When having development conversations with employees, minimize the use of email for detailed conversations, a change in direction, new thoughts or for following up on mistakes. Email allows for misinterpretation and does not ensure understanding or alignment. Be sure to encourage employees as they progress on tasks, especially when they are new and you see them do things right. If you are following up on a mistake, try these simple steps:
- Focus on what is going right first. This sets the tone of the conversation and allows the person to feel safe and appreciated.
- Next speak to the issue at hand and ask what they think they should have done to give them a chance to correct it. If it was beyond their abilities, give them something within their means.
- Repeat back in a paraphrased way what they said and what is agreed to so you can ensure understanding and alignment.
- Voicing your confidence in them even though they made a mistake allows them to feel they can accomplish what is asked.
- Follow up frequently to see that the mistake is corrected and the employee is back on track.
If you must have a difficult conversation, ask for our detailed best practice sheet.
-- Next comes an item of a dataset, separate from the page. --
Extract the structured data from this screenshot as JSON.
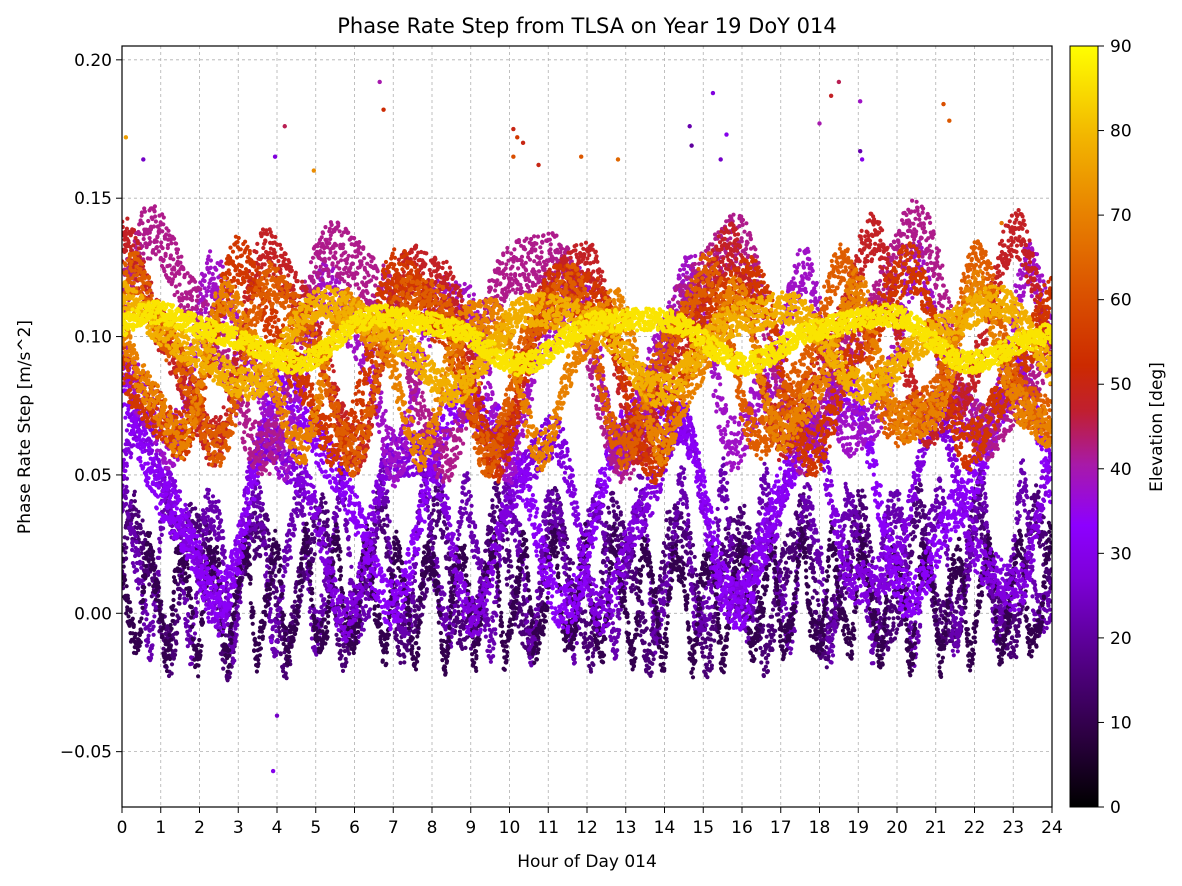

The condensed steps are below:
- Prepare ahead of time. Think of a specific example you want to cover. Consider how the person may react by thinking about their personality and their current situation. Prepare yourself with discussion options.
- Schedule the meeting and think about the best environment to hold the discussion to put the person at ease. You need them to stay open to input.
- State your issue with facts only explaining why this is important.
- Ask for their input about the situation.
- Ask open ended questions and clarify until you fully understand their view.
- Ask to offer your alternate input if different from theirs. Make it safe for them to say yes by showing you are on their side and want to help.
- Discuss back and forth to get alignment on what is possible. Try to get as many of their ideas for fixing the situation as possible. This allows them to feel empowered and keep ownership.
- Agree on next steps and timelines.
- Thank them for their input and support and end by showing your confidence in them.